Но по опыту предыдущего общения с Домино я знала: конкретных ответов на вопросы кот не дает, предпочитая расплывчатые философские сентенции.

Вопреки логике, телефон под вывеской "Красные рыбки" мучил меня. Временами даже казалось: стоит напрячься и я тут же пойму его тайный смысл. А может – просто вспомню его. И все станет на свои места. Но как я ни напрягалась, ничего путного из этого не вышло. А проверка почты (ну, как Jay-Jay уже отреагировал на фотографии Домино?) вообще привела к неожиданным результатам:

моего почтового ящика больше не существовало!

Вернее, он существовал, но был абсолютно недосягаем. Сколько я ни вводила пароль, не менявшийся последние три года, в доступе мне раз за разом отказывали. Это было хуже, много хуже засбоившей намедни сети.

Это был умысел. Всемирный заговор.

Мистика. Козни. Происки врага или врагов, которых я даже не сподобилась завести.
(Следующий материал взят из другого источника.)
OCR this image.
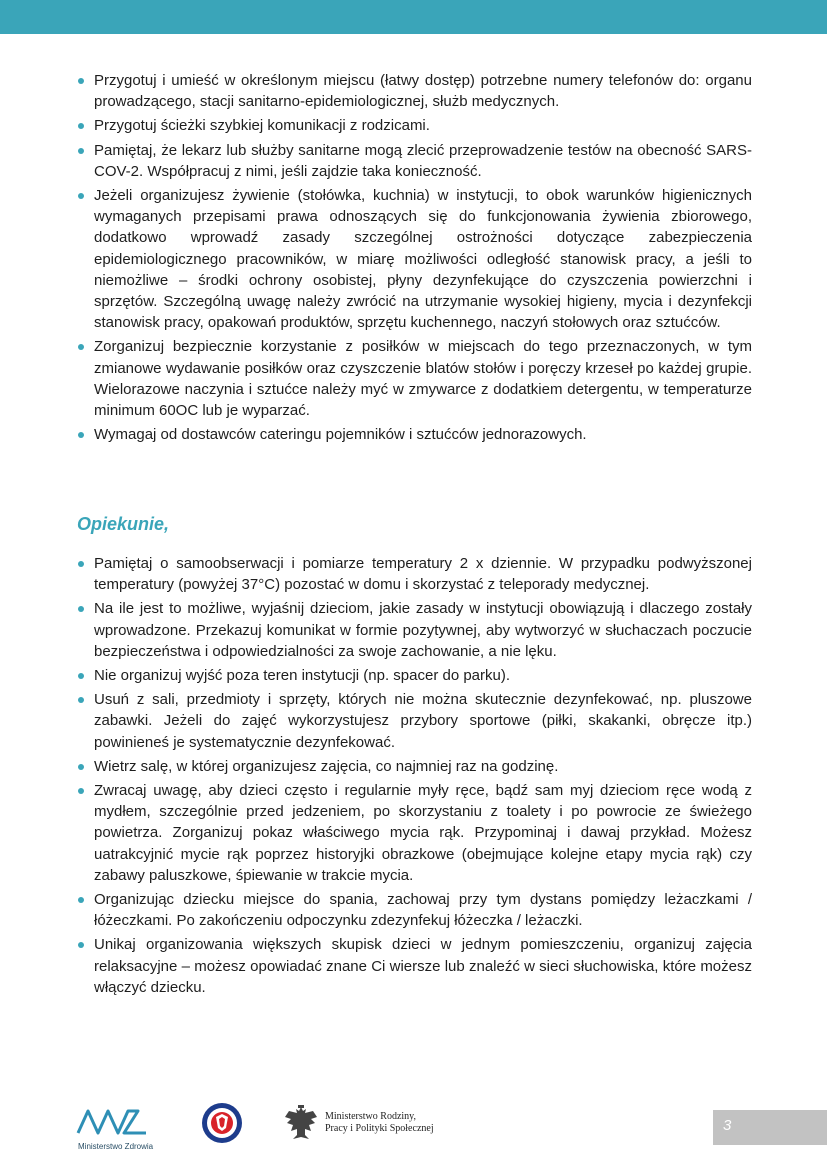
Przygotuj i umieść w określonym miejscu (łatwy dostęp) potrzebne numery telefonów do: organu prowadzącego, stacji sanitarno-epidemiologicznej, służb medycznych.
Przygotuj ścieżki szybkiej komunikacji z rodzicami.
Pamiętaj, że lekarz lub służby sanitarne mogą zlecić przeprowadzenie testów na obecność SARS-COV-2. Współpracuj z nimi, jeśli zajdzie taka konieczność.
Jeżeli organizujesz żywienie (stołówka, kuchnia) w instytucji, to obok warunków higienicznych wymaganych przepisami prawa odnoszących się do funkcjonowania żywienia zbiorowego, dodatkowo wprowadź zasady szczególnej ostrożności dotyczące zabezpieczenia epidemiologicznego pracowników, w miarę możliwości odległość stanowisk pracy, a jeśli to niemożliwe – środki ochrony osobistej, płyny dezynfekujące do czyszczenia powierzchni i sprzętów. Szczególną uwagę należy zwrócić na utrzymanie wysokiej higieny, mycia i dezynfekcji stanowisk pracy, opakowań produktów, sprzętu kuchennego, naczyń stołowych oraz sztućców.
Zorganizuj bezpiecznie korzystanie z posiłków w miejscach do tego przeznaczonych, w tym zmianowe wydawanie posiłków oraz czyszczenie blatów stołów i poręczy krzeseł po każdej grupie. Wielorazowe naczynia i sztućce należy myć w zmywarce z dodatkiem detergentu, w temperaturze minimum 60OC lub je wyparzać.
Wymagaj od dostawców cateringu pojemników i sztućców jednorazowych.
Opiekunie,
Pamiętaj o samoobserwacji i pomiarze temperatury 2 x dziennie. W przypadku podwyższonej temperatury (powyżej 37°C) pozostać w domu i skorzystać z teleporady medycznej.
Na ile jest to możliwe, wyjaśnij dzieciom, jakie zasady w instytucji obowiązują i dlaczego zostały wprowadzone. Przekazuj komunikat w formie pozytywnej, aby wytworzyć w słuchaczach poczucie bezpieczeństwa i odpowiedzialności za swoje zachowanie, a nie lęku.
Nie organizuj wyjść poza teren instytucji (np. spacer do parku).
Usuń z sali, przedmioty i sprzęty, których nie można skutecznie dezynfekować, np. pluszowe zabawki. Jeżeli do zajęć wykorzystujesz przybory sportowe (piłki, skakanki, obręcze itp.) powinieneś je systematycznie dezynfekować.
Wietrz salę, w której organizujesz zajęcia, co najmniej raz na godzinę.
Zwracaj uwagę, aby dzieci często i regularnie myły ręce, bądź sam myj dzieciom ręce wodą z mydłem, szczególnie przed jedzeniem, po skorzystaniu z toalety i po powrocie ze świeżego powietrza. Zorganizuj pokaz właściwego mycia rąk. Przypominaj i dawaj przykład. Możesz uatrakcyjnić mycie rąk poprzez historyjki obrazkowe (obejmujące kolejne etapy mycia rąk) czy zabawy paluszkowe, śpiewanie w trakcie mycia.
Organizując dziecku miejsce do spania, zachowaj przy tym dystans pomiędzy leżaczkami / łóżeczkami. Po zakończeniu odpoczynku zdezynfekuj łóżeczka / leżaczki.
Unikaj organizowania większych skupisk dzieci w jednym pomieszczeniu, organizuj zajęcia relaksacyjne – możesz opowiadać znane Ci wiersze lub znaleźć w sieci słuchowiska, które możesz włączyć dziecku.
Ministerstwo Zdrowia
Ministerstwo Rodziny,
Pracy i Polityki Społecznej	3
Но можно завести новый ящик, временно наплевав на старый, и отправить письмо Jay-Jay уже с него. Воспрять духом получилось ровно на две минуты. Третья же ознаменовалась скорбным фактом: я не помню адреса электронной почты Jay-Jay. Вещь еще более невероятная, чем нежданная потеря шкатулочки, в которой хранилась вся наша переписка с пенфрендом из Норвегии. Три года я исправно отправляла письма и могла процитировать адрес с любого места, справа налево, слева направо, а также – снизу вверх. И сверху вниз. И вот теперь я не помню ни одной буквы, и ни одной, пусть приблизительной, ассоциации не приходит на ум – ну разве это не жопа? Как есть задница.

– Жопа полная! – заорала я. – Что происходит, в конце концов?

"May!" – откликнулся Домино, как мне показалось – в самом издевательском регистре. – Где-то в середине должна быть @, хоть я и не люблю собак. Да и зачем нам собаки, лапуля, нам и вдвоем неплохо, ты не находишь?